For country music legend Charley Pride, the death of longtime friend Muhammad Ali is a deeply felt blow. The 82-year-old was in Louisville Friday, June 10th, for the funeral.
In an interview with the Dallas Observer, earlier in the week, he said: “I’m seeing a friend of mine soon, and I love him; they’re fixin’ to have his funeral pretty quick here — Mr. Muhammad Ali,” Pride says.
As a pioneering African American in the country music world, Pride formed alliances and friendship with the boxer, who he felt was enduring a similar ordeal. “I remember what he had to go through.
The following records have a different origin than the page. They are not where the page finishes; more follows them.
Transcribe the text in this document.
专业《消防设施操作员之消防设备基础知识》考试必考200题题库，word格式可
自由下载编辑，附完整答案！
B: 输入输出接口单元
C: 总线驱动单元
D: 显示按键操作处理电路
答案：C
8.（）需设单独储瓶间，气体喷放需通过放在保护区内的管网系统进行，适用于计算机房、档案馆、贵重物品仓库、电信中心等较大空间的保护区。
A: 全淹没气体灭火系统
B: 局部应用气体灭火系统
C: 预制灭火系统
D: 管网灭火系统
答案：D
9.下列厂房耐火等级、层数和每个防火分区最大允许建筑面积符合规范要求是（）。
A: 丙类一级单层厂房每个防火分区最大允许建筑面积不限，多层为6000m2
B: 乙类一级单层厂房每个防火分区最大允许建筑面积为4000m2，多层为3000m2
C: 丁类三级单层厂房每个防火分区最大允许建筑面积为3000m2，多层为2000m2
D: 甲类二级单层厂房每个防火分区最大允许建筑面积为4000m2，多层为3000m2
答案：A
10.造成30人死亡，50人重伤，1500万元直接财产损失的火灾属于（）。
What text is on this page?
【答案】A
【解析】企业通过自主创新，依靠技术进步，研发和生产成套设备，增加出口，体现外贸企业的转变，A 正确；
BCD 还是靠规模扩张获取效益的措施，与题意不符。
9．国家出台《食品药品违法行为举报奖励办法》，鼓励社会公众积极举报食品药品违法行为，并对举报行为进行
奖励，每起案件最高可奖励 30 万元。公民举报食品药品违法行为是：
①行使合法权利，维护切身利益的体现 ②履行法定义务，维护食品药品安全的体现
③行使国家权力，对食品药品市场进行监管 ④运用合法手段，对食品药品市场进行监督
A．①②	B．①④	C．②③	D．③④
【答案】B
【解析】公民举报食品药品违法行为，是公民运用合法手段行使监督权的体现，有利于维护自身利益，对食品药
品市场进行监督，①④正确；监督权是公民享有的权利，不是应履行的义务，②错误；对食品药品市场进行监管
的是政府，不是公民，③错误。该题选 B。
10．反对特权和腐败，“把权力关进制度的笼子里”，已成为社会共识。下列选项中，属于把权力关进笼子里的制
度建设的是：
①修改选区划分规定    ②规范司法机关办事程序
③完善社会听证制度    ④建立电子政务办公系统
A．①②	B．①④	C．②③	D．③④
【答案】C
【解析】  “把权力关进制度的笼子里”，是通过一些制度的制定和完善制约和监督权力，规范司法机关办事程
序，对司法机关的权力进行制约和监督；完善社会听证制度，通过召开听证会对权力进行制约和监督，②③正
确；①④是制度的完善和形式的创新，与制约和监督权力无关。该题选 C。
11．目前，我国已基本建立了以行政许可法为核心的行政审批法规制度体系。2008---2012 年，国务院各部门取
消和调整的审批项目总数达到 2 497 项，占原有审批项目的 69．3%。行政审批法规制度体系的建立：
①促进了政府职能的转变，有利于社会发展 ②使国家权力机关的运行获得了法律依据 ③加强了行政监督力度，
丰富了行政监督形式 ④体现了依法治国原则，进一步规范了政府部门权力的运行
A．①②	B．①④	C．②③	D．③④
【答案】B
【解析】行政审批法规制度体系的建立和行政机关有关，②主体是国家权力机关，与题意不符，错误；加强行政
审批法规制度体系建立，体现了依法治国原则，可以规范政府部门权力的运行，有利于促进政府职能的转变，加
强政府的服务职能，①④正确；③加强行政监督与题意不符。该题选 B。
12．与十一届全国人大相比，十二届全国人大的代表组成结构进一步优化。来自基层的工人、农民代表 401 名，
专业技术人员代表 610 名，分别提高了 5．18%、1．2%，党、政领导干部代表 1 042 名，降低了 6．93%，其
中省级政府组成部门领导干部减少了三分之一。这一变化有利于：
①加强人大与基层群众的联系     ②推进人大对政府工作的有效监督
I never got bitter and I don’t think he ever got bitter,” Pride says. “He just used his talent and his heart and his wit.”
The song earned him a Grammy nomination in 1967, the same year Pride became the first African American to perform at the Grand Ole Opry since harmonica player DeFord Bailey, who had been an Opry regular from 1925 to 1941. (Bailey, Pride and Darius Rucker are the only three African American members of the Opry.)
Pride says he admired Ali’s character to speak out despite the consequences. “He was not going to stay quiet about race and civil rights. That’s who he was,” he says. “He was a great man and a good friend. Some people objected to him at times, but overall, in the end, I think the whole world loved him.”